T&T government, opposition at odds over FATCA Bill
The main opposition United National Congress (UNC) maintained its position of not supporting the Trinidad and Tobago government passage of legislation to comply with the Financial Accounts Tax Compliance
Act (FATCA) following talks Monday with leading bankers and private-sector representatives.
"We're maintaining our position for JSC (joint select committee) examination of the legislation, since we, the opposition, aren't the be-all and end-all of scrutiny," UNC Chairman Dr David Lee told reporters following talks with the Bankers' Association (BATT) and American Chamber of Industry and Commerce (AmCham).
The FATCA legislation demands that foreign banks provide information to America's Internal Revenue Service (IRS) on any customer deemed a 'US person' if they have more than US$50,000.
Washington said that the legislation aims to crack down on tax dodgers who hide hundreds of millions of US dollars in offshore accounts annually in an effort to avoid paying taxes.
The government has warned that failure to pass the law could result in financial institutions/US citizens suffering a 30 per cent withholding tax on US-sourced income. Online transactions could also be halted, affecting remittances as well as Trinidad and Tobago's banking system and economy.
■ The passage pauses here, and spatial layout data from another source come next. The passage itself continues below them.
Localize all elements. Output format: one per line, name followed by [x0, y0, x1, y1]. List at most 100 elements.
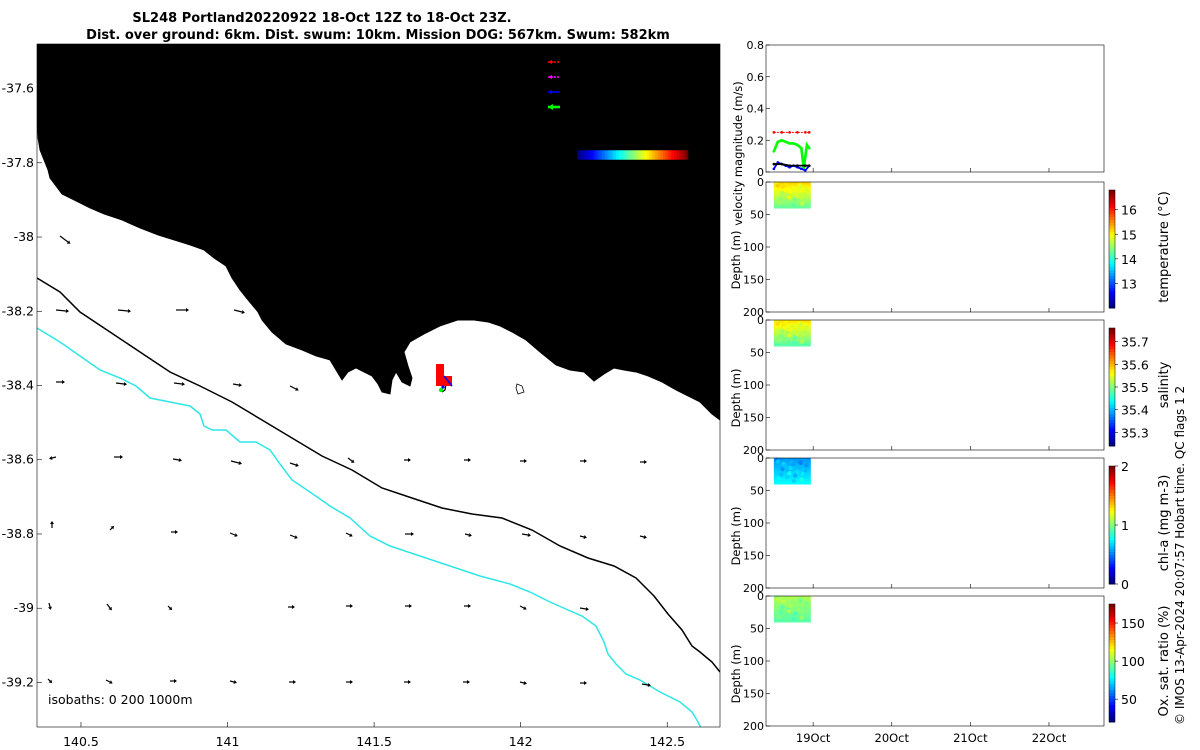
profile-colorbar-segment — [1109, 551, 1115, 555]
profile-colorbar-segment — [1109, 689, 1115, 693]
sfc-geo-vector — [289, 311, 299, 316]
temperature-profile-panel: 0 50 100 150 200 Depth (m) 13 14 15 16 temperature… — [729, 176, 1172, 319]
sfc-geo-vector-head — [468, 458, 471, 462]
map-legend: 25cm/s swim vector GPS surface velocity … — [544, 55, 710, 181]
velocity-y-tick-label: 0 — [757, 166, 764, 179]
profile-colorbar-label: Ox. sat. ratio (%) — [1157, 606, 1172, 717]
sfc-geo-vector — [229, 257, 237, 261]
map-colorbar-segment — [613, 150, 617, 160]
sfc-geo-vector — [229, 532, 238, 537]
velocity-point-net_glider — [780, 138, 784, 142]
legend-item-dive-avg: dive-avg current veloc. — [548, 85, 698, 99]
profile-data-point — [783, 182, 789, 187]
profile-data-point — [792, 473, 798, 478]
profile-data-point — [783, 320, 789, 325]
swim-vector-cluster — [436, 364, 444, 386]
profile-data-cell — [773, 200, 811, 204]
profile-colorbar-segment — [1109, 192, 1115, 197]
sfc-geo-vector-shaft — [232, 383, 240, 386]
profile-colorbar-segment — [1109, 198, 1115, 203]
figure-title-line2: Dist. over ground: 6km. Dist. swum: 10km… — [86, 28, 670, 43]
map-colorbar-segment — [604, 150, 609, 160]
coastline — [37, 123, 720, 421]
profile-data-cell — [773, 335, 811, 339]
profile-y-tick-label: 200 — [743, 582, 764, 595]
profile-colorbar-segment — [1109, 234, 1115, 238]
velocity-y-tick-label: 0.2 — [747, 134, 765, 147]
profile-data-point — [799, 477, 805, 482]
sfc-geo-vector — [580, 459, 587, 463]
profile-data-point — [780, 329, 785, 334]
profile-data-point — [798, 598, 803, 604]
profile-colorbar-segment — [1109, 683, 1115, 688]
map-colorbar-segment — [629, 150, 633, 160]
velocity-point-sfc_geo — [780, 162, 784, 166]
profile-data-point — [776, 200, 782, 205]
sfc-geo-vector-shaft — [106, 603, 111, 609]
profile-data-point — [803, 192, 808, 197]
sfc-geo-vector — [173, 382, 185, 386]
profile-colorbar-segment — [1109, 387, 1115, 391]
profile-colorbar-segment — [1109, 612, 1115, 617]
map-colorbar-segment — [624, 150, 628, 160]
sfc-geo-vector — [405, 604, 412, 608]
panel-x-tick-label: 22Oct — [1032, 731, 1067, 745]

The United States has given Trinidad and Tobago until February next year to pass the legislation, but both the Keith Rowley government and the opposition remain at odds over how to approach its passage.
The UNC, which has boycotted the last sitting of Parliament when the bill was being debated, insists on a JSC examining the proposed legislation, but Attorney General Faris Al Rawi said the opposition legislators must first come to Parliament in order to have any discussion on the matter. The government needs the opposition support to get the required special majority to pass the bill.
"What magic is there in a JSC where a maximum of 12 people can sit?" Al Rawi said, adding that "it is by far more sensible for a committee of the whole (House of Representatives) to operate and we are at the stage of a committee of the whole right now".
Lee told reporters that there are other stakeholders, including "UWI (University of the West Indies) legal luminaries, who have views on the legislation and that could add further amendments.
"We shared our position on the JSC, and time lines on the issue. They didn't tell us the JSC is needed, but we explained why we feel it's critical," Lee said, adding that the BATT had requested that the opposition consider the legislation based on amendments made recently.
"They said they hoped government and opposition will get together for proper dialogue to ensure the legislation is passed within the deadline.
"We need other input on the legislation since neither the PNM nor UNC sides in Parliament have financial analysts who can serve the purpose if the legislation is examined by the Lower House alone. That leaves a lot to be desired. But a JSC would facilitate such experts."
Last week, the Trinidad and Tobago Chamber of Industry and Commerce appealed to government and the opposition to speedily pass the legislation to avoid "the severe, costly and far-reaching implications of non-compliance".
AmCham TT said also "we believe that there is no need for a joint select committee to be set up to review the Tax Information Exchange Bill.
"The minor amendments which may now be desired can be made without going to a JSC, which will unnecessarily delay the passage of the legislation within the timeline which T&T itself provided to the government of the United States of America."
Debate on the bill will resume in January next year.